Usually, built-environments respond to site… In this case, however, it was the reverse. The architects had designed this house for a plot of land, which, for some reasons, could not be acquired by the client. By then, the clients had developed a great liking for the design — so much so that now the quest began for a site which could accommodate the design. The present site is the culmination of that search.
This slightly anxiety-ridden time resulted in an abstract brief that the design had to somehow achieve: peace. The challenge in the assignment, reveal the architects, centred around the embodiment of this abstraction. Considerations such as simplicity, an envelope of nature around the built-space, natural light and good ventilation formed the other significant parts of the requirement list.

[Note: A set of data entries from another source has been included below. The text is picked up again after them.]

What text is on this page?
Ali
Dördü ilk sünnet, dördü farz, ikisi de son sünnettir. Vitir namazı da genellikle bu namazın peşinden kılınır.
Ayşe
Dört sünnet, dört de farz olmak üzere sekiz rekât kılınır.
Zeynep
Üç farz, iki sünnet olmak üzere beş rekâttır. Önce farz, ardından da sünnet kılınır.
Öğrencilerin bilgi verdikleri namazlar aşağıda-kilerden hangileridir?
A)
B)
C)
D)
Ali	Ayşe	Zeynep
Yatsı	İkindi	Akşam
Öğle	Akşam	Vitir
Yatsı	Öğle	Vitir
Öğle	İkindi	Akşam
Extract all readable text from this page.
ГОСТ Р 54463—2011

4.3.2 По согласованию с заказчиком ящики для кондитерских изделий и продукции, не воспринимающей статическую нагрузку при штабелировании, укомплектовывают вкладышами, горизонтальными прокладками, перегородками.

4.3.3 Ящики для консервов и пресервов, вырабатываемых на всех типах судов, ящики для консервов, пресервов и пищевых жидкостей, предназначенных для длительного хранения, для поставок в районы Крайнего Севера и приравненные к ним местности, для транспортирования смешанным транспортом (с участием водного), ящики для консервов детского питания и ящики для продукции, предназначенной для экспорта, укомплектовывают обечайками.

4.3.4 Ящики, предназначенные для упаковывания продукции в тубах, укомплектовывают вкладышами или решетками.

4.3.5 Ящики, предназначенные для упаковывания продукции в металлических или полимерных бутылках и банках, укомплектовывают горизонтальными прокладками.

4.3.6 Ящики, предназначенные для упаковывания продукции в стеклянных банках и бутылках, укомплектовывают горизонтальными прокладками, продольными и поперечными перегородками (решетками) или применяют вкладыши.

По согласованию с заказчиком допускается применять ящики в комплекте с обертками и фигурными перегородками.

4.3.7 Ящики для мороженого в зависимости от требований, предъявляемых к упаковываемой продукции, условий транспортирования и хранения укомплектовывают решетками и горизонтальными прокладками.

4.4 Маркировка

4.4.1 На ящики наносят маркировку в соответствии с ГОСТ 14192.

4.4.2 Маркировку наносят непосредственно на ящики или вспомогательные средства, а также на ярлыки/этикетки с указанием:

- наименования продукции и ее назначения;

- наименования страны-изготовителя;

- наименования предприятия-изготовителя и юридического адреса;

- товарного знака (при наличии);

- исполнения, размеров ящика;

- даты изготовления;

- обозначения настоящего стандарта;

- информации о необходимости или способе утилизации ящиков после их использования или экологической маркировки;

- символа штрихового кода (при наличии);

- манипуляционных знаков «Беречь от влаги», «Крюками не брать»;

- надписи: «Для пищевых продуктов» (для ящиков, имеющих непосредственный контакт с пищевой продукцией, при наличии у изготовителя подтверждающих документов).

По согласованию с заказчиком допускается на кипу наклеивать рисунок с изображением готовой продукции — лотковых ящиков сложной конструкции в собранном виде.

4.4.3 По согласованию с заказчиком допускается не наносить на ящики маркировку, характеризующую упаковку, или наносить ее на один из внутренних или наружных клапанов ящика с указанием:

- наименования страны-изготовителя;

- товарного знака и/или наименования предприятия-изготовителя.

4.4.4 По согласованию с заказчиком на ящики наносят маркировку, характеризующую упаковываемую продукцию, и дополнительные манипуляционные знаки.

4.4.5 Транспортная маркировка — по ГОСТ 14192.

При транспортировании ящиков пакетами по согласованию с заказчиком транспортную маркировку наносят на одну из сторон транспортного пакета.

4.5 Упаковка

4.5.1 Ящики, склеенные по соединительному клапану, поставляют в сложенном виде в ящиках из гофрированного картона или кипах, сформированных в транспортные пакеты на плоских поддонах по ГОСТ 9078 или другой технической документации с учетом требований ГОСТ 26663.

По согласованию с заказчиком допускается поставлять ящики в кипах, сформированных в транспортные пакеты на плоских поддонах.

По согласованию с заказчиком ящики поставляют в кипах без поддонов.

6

The programme itself is based on two modules: the public zone (living, dining, family seating) to the front and the private zone (bedrooms) to the rear. Interlocking these two blocks created interesting landscaped pockets within the house, adding a pleasant dimension to the spatial experience. Another external ‘force’ that shaped the structure were five mature neem trees, which the architects were keen on retaining — and which therefore called for shifting the base modules of the programme accordingly.
The two bays of the public and private zone are ‘stapled together’ by the main circulation spine. The clients requirement for peace was articulated as fluid spaces, use of natural materials, internal courtyards, water cascades and waterbodies in and around the site. The home includes three courts: the temple court, the winter court and the summer court. The temple is the nucleus of the house, and is accompanied by a water cascade flowing into a pool. The organic overtones of this verdure-filled aesthetic are bolstered by the natural light that flows into the interiors through a large sloping skylight. The penetration of sunlight and ensuring its constant presence is furthered with the use of large glazed expanses that surround the courtyards.
The material palette, which was examined for natural appeal and subtleness, features stonecrete plaster, natural Indian sandstone, glass and wood. Externally, the two programmatic volumes are distinguished by a shift in materiality: natural stone for the bedroom block and stonecrete for the public areas, creating a pleasing interlocking pattern on the facade.
Every structure has the capacity to teach something to its creators. The Bhuva Residence, as this home is called, taught its architects lessons in patience, and being sensitive to situations and brief of the clients. “Sometimes personal design glory takes back seat and sticking to the basics of architecture can bring in satisfaction and contentment,” they say.